O ponto inquietante domicilia-se em aprazar, definidamente, as precisas fronteiras do que é uma norma geral de licitação e contrato, maiormente porque, na própria Lei nº 14.133/2021, não há um indicativo preciso sobre esse específico ponto, pelo que, à luz de uma interpretação reducionista linear, tudo pode — ou não — ser interpretado como norma geral, a depender do critério de quem se proponha, destituído de intuito especulativo, decifrar.

É substancial delinear que até mesmo a União extrapola, sem qualquer melindre, os limites do poder regulamentar, a exemplo de toda exposição normativa contida na Instrução Normativa Seges/ME Nº 67, de 8 de julho de 2021, que “institui o Sistema de Dispensa Eletrônica, no âmbito da Administração Pública federal direta, autárquica e fundacional”. Neste característico caso, a União criou, sem autorização legislativa, nova modalidade licitatória (ou combinação das já existentes), notoriamente vedada pela própria Lei nº 14.133/2021 (§ 2º do artigo 28).

Se à União, cuja estrutura funcional é, manifestamente, mais bem aparelhada que a maior parte dos demais entes federativos, por que não pode ser deferido a estes entes o poder normativo de, no mesmo sentido, conduzir o processo licitatório, dentro das margens mínimas fincadas no “núcleo duro” da Lei nº 14.133/2021, conforme suas particularidades?

A resposta ao questionamento acima proposto vem ganhando força pelo país, talvez por extremada necessidade de fazer cumprir a aplicação da lei, não sem maiores exigências, mas por decorrência do pragmatismo um tanto contemplado pelo cenário inaugurado pela Lei de Introdução às Normas do Direito Brasileiro (Lindb), a que a Lei de Licitações e Contratos Administrativos faz expressa referência (parte final do artigo 5º).

Um bom paradigma, mas não o único, está previsto no recentíssimo Decreto nº 45.422/2024, “que altera o § 3º do art. 12 do Decreto nº 44.330/2023, o qual regulamenta a Lei nº 14.133/2021 no âmbito do Distrito Federal”. Segundo o texto recém-editado, “os agentes de contratação, os seus substitutos e o presidente da comissão de contratação serão designados dentre servidores efetivos ou empregados públicos dos quadros permanentes da Administração Pública, podendo, excepcionalmente, mediante justificativa fundamentada da autoridade competente, serem ocupantes exclusivamente de cargos comissionados, na hipótese de que não seja possível designar servidor público efetivo ou empregado público dos quadros permanentes da Administração Pública com a qualificação necessária ao exercício das funções”.

O mérito do anunciado Decreto sobeja uma simples adequação funcional, tanto porque é onusto por indelével sensatez e adstrição prática, contemplando a máxima de que “ninguém está obrigado a cumprir o impossível (ad impossibilia nemo tenetur)”. E o que é impossível para a Administração Pública?
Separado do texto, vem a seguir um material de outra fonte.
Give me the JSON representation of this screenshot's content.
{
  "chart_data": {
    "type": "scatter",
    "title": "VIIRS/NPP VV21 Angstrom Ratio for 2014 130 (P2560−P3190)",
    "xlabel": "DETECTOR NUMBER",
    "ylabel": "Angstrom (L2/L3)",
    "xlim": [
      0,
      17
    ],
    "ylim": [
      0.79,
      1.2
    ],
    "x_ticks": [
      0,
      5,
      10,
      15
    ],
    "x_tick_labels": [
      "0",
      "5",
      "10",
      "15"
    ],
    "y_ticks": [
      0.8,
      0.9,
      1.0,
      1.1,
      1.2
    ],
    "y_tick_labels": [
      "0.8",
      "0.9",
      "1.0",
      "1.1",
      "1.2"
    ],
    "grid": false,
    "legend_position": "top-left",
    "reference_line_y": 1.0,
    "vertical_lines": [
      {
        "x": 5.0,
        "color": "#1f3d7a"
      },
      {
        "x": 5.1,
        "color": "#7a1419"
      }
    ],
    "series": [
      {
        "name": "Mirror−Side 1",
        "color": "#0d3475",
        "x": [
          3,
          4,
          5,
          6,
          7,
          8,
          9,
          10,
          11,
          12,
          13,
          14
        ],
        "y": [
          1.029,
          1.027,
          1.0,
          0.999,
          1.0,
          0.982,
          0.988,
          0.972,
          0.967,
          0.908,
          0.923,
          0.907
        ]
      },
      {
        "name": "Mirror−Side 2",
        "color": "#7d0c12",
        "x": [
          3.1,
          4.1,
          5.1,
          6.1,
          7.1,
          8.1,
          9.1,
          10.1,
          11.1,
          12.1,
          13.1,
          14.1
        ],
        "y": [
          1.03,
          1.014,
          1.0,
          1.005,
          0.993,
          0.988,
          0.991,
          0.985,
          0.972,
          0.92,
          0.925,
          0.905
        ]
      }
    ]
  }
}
Com escusas à axiomática tautologia (redundante), tudo aquilo que, no momento em que deve ser feito (princípio, dentre outros, da eficiência), não pode ser concretizado na forma prioritariamente — mas não exclusiva — prevista em lei.

O referido decreto distrital, amiúde contemplativo do conteúdo aderente aos princípios da eficiência e efetividade, traduz parte das insuficiências e desafios encontrados na máquina pública, não circunscritos, obviamente, apenas ao Distrito Federal.
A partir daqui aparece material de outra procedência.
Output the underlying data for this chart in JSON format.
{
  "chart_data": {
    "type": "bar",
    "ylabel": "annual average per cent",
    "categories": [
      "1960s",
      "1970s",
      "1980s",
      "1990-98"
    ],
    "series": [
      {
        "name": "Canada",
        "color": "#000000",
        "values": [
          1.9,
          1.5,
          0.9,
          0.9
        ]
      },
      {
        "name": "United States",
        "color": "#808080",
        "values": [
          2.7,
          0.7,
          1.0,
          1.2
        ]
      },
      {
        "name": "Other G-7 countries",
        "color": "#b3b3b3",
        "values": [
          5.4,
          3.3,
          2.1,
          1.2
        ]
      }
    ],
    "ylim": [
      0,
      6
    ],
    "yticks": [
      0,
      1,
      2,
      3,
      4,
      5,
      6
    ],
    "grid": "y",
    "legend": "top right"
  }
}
Logo, se a um dos mais importantes e bem preparados entes federativos a que a Lei nº 14.133/2021 se submetem é possível ser pragmático, por que não aos demais entes, com estruturas sumamente mais precárias, não se lhes deve estender a prerrogativa de gerir dentro dos limites das ferramentas que se lhes apresentam disponíveis?

Notório, portanto, que, para efetivar a aplicação da Lei nº 14.133/2021 em sua integralidade, parece-nos incontestável que o caminho natural não é sempre segui-la à risca, como se qualquer inflexão à literalidade do texto que nela se encontra inserto possa ser vista como proposital deliberação traçada de tergiversar a ideal (mas nem sempre concretizável) aplicação da lei.

Nem todos os entes federados suportam um agente de contratação!

Guilherme Carvalho é doutor em Direito Administrativo, mestre em Direito e Políticas Públicas, ex-procurador do estado do Amapá, bacharel em Administração, sócio-fundador do escritório Guilherme Carvalho & Advogados Associados e presidente da Associação Brasileira de Direito Administrativo e Econômico (Abradade).